Vancil estimates he and others were able to reach Tyson within six minutes, but they could not resuscitate him.
“Those rapids are so long and so high that when you’re in the water, you’re not swimming,” Vancil said. “You spend most of the time being pushed under by the current.”
“If you’re swimming,” he added, “there’s a high likelihood that you’re not getting out alive.”
Tyson was the sixth person to die in that stretch of river since 1996. Two swimmers died when they got sucked into rapids; two other rafters died while maneuvering rapids; and one man died while trying to wade across the river and got swept into rapids.
Colella said people generally don’t understand how dangerous the canyon really is. At the peak of spring runoff, “there are maybe four or five people in the world that can do it. If you aren’t at that level, you have no business being there.”
He said that advances in equipment, such as Creature Craft rafts, give less experienced people the feeling like they can go anywhere.
“It’s very frustrating for people with the proper experience to see these kinds of things happen, to see people die,” Colella said, adding, “Equipment, no matter how good it is, will never come close to experience.”
He believes more public education about the river’s dangers — both in the canyon and farther down the river between Leavenworth and Cashmere — is needed.
“Because by the time the 911 call goes out, it’s often times a body recovery,” he said.
Even when rescue teams get there in time, they probably won’t be able to save people in Tumwater Canyon’s big rapids.
“We don’t have anybody qualified to go through the 5-plus rapids there,” said Sgt. Kent Sisson, head of emergency management for the Chelan County Sheriff’s Office and a member of the department’s whitewater rescue team.
“We would only be able to rescue them once they got into calmer waters,” he said.
Chelan County Undersheriff John Wisemore said, “The canyon is too swift and so full of whitewater that you can’t see what you’re doing. … I don’t know of any team that would go into a place like that and successfully get someone out.”
Vancil said he knows the dangers of rafting Tumwater Canyon during its highest flows, and that’s what attracts him and other extreme kayakers and rafters.
“We know that we play hard,” he said. “But that’s true in all extreme sports. If it isn’t a little scary, it’s not so much fun. You’ve got to get that adrenalin running.”
But Sisson said people need to know their own limitations.
“There are people who do 5 and 6 rapids in kayaks and it’s not a big deal for them,” he said. “They are very experienced and at the top of their game.

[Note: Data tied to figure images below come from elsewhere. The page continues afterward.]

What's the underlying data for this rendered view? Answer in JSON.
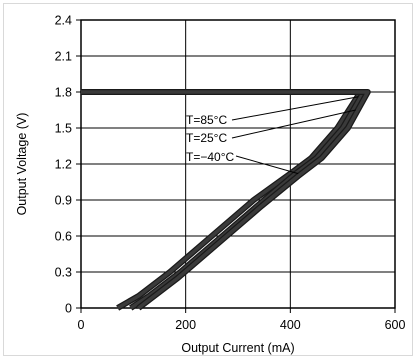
{
  "chart_data": {
    "type": "line",
    "title": "",
    "xlabel": "Output Current  (mA)",
    "ylabel": "Output Voltage (V)",
    "xlim": [
      0,
      600
    ],
    "ylim": [
      0,
      2.4
    ],
    "x_ticks": [
      "0",
      "200",
      "400",
      "600"
    ],
    "y_ticks": [
      "0",
      "0.3",
      "0.6",
      "0.9",
      "1.2",
      "1.5",
      "1.8",
      "2.1",
      "2.4"
    ],
    "grid": true,
    "line_color": "#3a3a3a",
    "series": [
      {
        "name": "T=85°C",
        "points": [
          [
            0,
            1.8
          ],
          [
            534,
            1.8
          ],
          [
            490,
            1.5
          ],
          [
            440,
            1.25
          ],
          [
            400,
            1.12
          ],
          [
            330,
            0.9
          ],
          [
            250,
            0.6
          ],
          [
            170,
            0.3
          ],
          [
            110,
            0.1
          ],
          [
            70,
            0
          ]
        ]
      },
      {
        "name": "T=25°C",
        "points": [
          [
            0,
            1.8
          ],
          [
            540,
            1.8
          ],
          [
            500,
            1.5
          ],
          [
            450,
            1.25
          ],
          [
            410,
            1.12
          ],
          [
            350,
            0.9
          ],
          [
            270,
            0.6
          ],
          [
            190,
            0.3
          ],
          [
            130,
            0.1
          ],
          [
            95,
            0
          ]
        ]
      },
      {
        "name": "T=−40°C",
        "points": [
          [
            0,
            1.8
          ],
          [
            548,
            1.8
          ],
          [
            510,
            1.5
          ],
          [
            460,
            1.25
          ],
          [
            415,
            1.1
          ],
          [
            345,
            0.85
          ],
          [
            265,
            0.55
          ],
          [
            185,
            0.25
          ],
          [
            110,
            0
          ]
        ]
      }
    ],
    "annotations": [
      {
        "text": "T=85°C",
        "series": 0,
        "at": [
          530,
          1.76
        ]
      },
      {
        "text": "T=25°C",
        "series": 1,
        "at": [
          525,
          1.65
        ]
      },
      {
        "text": "T=−40°C",
        "series": 2,
        "at": [
          415,
          1.12
        ]
      }
    ]
  }
}
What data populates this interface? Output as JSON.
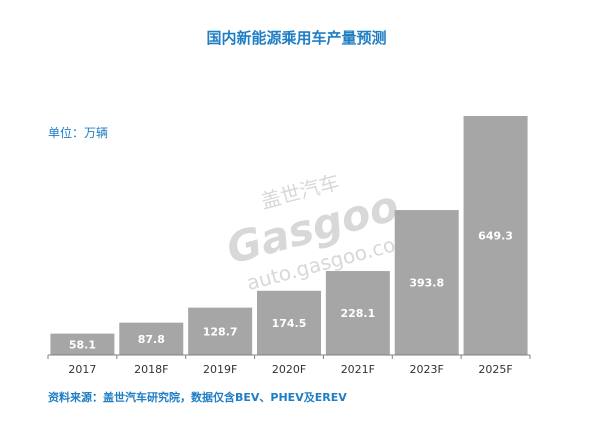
{
  "watermark": {
    "brand_cn": "盖世汽车",
    "brand": "Gasgoo",
    "url": "auto.gasgoo.com"
  },
  "chart_data": {
    "type": "bar",
    "title": "国内新能源乘用车产量预测",
    "unit_label": "单位：万辆",
    "source": "资料来源：盖世汽车研究院，数据仅含BEV、PHEV及EREV",
    "categories": [
      "2017",
      "2018F",
      "2019F",
      "2020F",
      "2021F",
      "2023F",
      "2025F"
    ],
    "values": [
      58.1,
      87.8,
      128.7,
      174.5,
      228.1,
      393.8,
      649.3
    ],
    "data_labels": [
      "58.1",
      "87.8",
      "128.7",
      "174.5",
      "228.1",
      "393.8",
      "649.3"
    ],
    "ylim": [
      0,
      649.3
    ],
    "grid": false,
    "bar_color": "#a6a6a6",
    "axis_color": "#808080",
    "text_color": "#1f7ec4"
  }
}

But there are only a handful of those people in the entire world.”
Colella said a lot of world-class kayakers try their hand at Tumwater Canyon and come up short. They get dumped in the water and may even need to be rescued.
“It’s big, big whitewater,” he said. “It’s pushy, and it’s got holes, rocks, trees, logs, strainers, metal. There’s nothing safe about it.”
He added, “There only three people that I know of (including himself) that paddle Tumwater during high water on a consistent basis in the last decade. And some years we don’t go in there at all during high water.”
But authorities can’t keep anyone away from them.
After two young women drowned in rapids in 2006, the Sheriff’s Office and U.S. Forest Service partnered to post warning signs. But the river is never “closed” to boaters.
The canyon’s popularity for kayaking and rafting has increased as equipment has improved, Wisemore said.
“With this Creature Craft issue — the adrenalin junkies — the canyon is one more untamed thing that man wants to conquer,” he said. “They are able to go down places that a regular kayak or raft normally can’t. … People are always looking for that next great adventure.”
“It’s the whole extreme generation,” Colella said. “We think that we’re invincible, and Mother Nature is very, very unforgiving.”